According to the report, the Canadian who’s allegedly the Pompompurin threat player was responsible for leading groups & engineering attacks – that were “responsible for nearly 40% of all non-credit card-related data breaches over the past 4 years.”

‘Innocent Until Arrested/Extradited/Proven Guilty’

Keenan Skelly, CEO of Shadow Byte, revealed that the findings contained in the 2020 report, “Identifying Pompompurin: Attribution of the hacker behind the FBI email hoax,” have been reported to the St. Louis FBI & the Canadian Calgary Police Dept.

US Congressman Luis (Lou) Correa, CA-46, (US House Committee on Homeland Security, Congressional Cyber Security Caucus), confirmed to the Shadow Byte team that Fri’s breach of the DHS/FBI LEEP email server could be attributed to the Calgary man.

He called the breach “the latest in a long string of data breaches which evidence indicates can be attributed to 1 individual operating in Calgary, Canada.”

Legalities

Legalities are keeping the US from getting their hands-on or extraditing him, however, the Congressman observed: “Unfortunately, Canadian cyber security & privacy law have made it difficult to arrest this individual & extradite him once apprehended.”

“Since July of this year, I have been receiving research & intelligence from the leadership team at Shadow Byte, a Threat Intelligence Company investigating the hacker,” Correa added.
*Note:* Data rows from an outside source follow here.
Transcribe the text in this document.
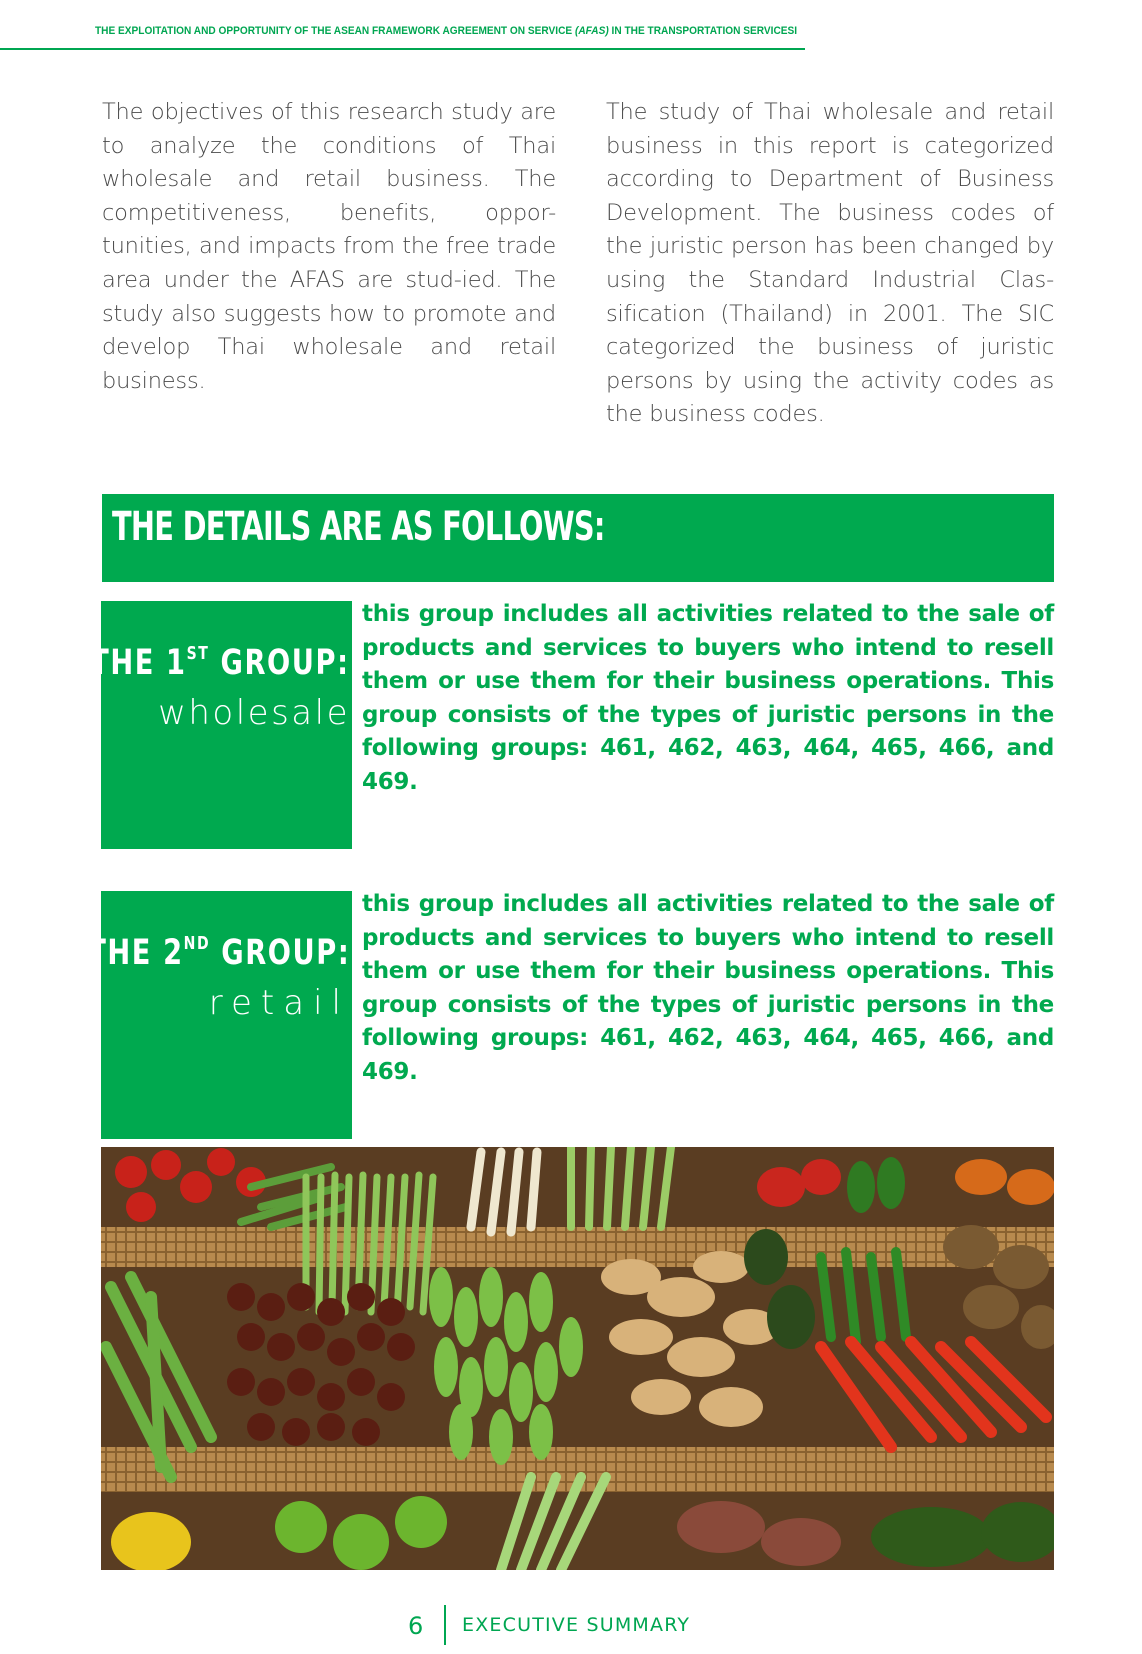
THE EXPLOITATION AND OPPORTUNITY OF THE ASEAN FRAMEWORK AGREEMENT ON SERVICE (AFAS) IN THE TRANSPORTATION SERVICESI
The objectives of this research study are to analyze the conditions of Thai wholesale and retail business. The competitiveness, benefits, oppor-tunities, and impacts from the free trade area under the AFAS are stud-ied. The study also suggests how to promote and develop Thai wholesale and retail business.
The study of Thai wholesale and retail business in this report is categorized according to Department of Business Development. The business codes of the juristic person has been changed by using the Standard Industrial Clas-sification (Thailand) in 2001. The SIC categorized the business of juristic persons by using the activity codes as the business codes.
THE DETAILS ARE AS FOLLOWS:
THE 1ST GROUP:
wholesale
this group includes all activities related to the sale of products and services to buyers who intend to resell them or use them for their business operations. This group consists of the types of juristic persons in the following groups: 461, 462, 463, 464, 465, 466, and 469.
THE 2ND GROUP:
retail
this group includes all activities related to the sale of products and services to buyers who intend to resell them or use them for their business operations. This group consists of the types of juristic persons in the following groups: 461, 462, 463, 464, 465, 466, and 469.
6 EXECUTIVE SUMMARY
“In reviewing the details of their investigation & evidence, it is clear that we (US) must do better in our coordination with other countries for extradition of cyber-crime suspects.”

Lack of Success

He concluded by lamenting the lack of success the country has had in rooting out cyber-criminals that are right on the country’s doorstep: “While recent efforts at curbing international Ransomware organisations have focused on extradition, this has been limited to Russia & China,” he explained.

“Meanwhile, cyber-criminals in other parts of the world, much closer to our own borders, seem to have carte Blanche while they hide behind their country’s laws. My office will continue to push the importance of this on The Hill & to the White House.”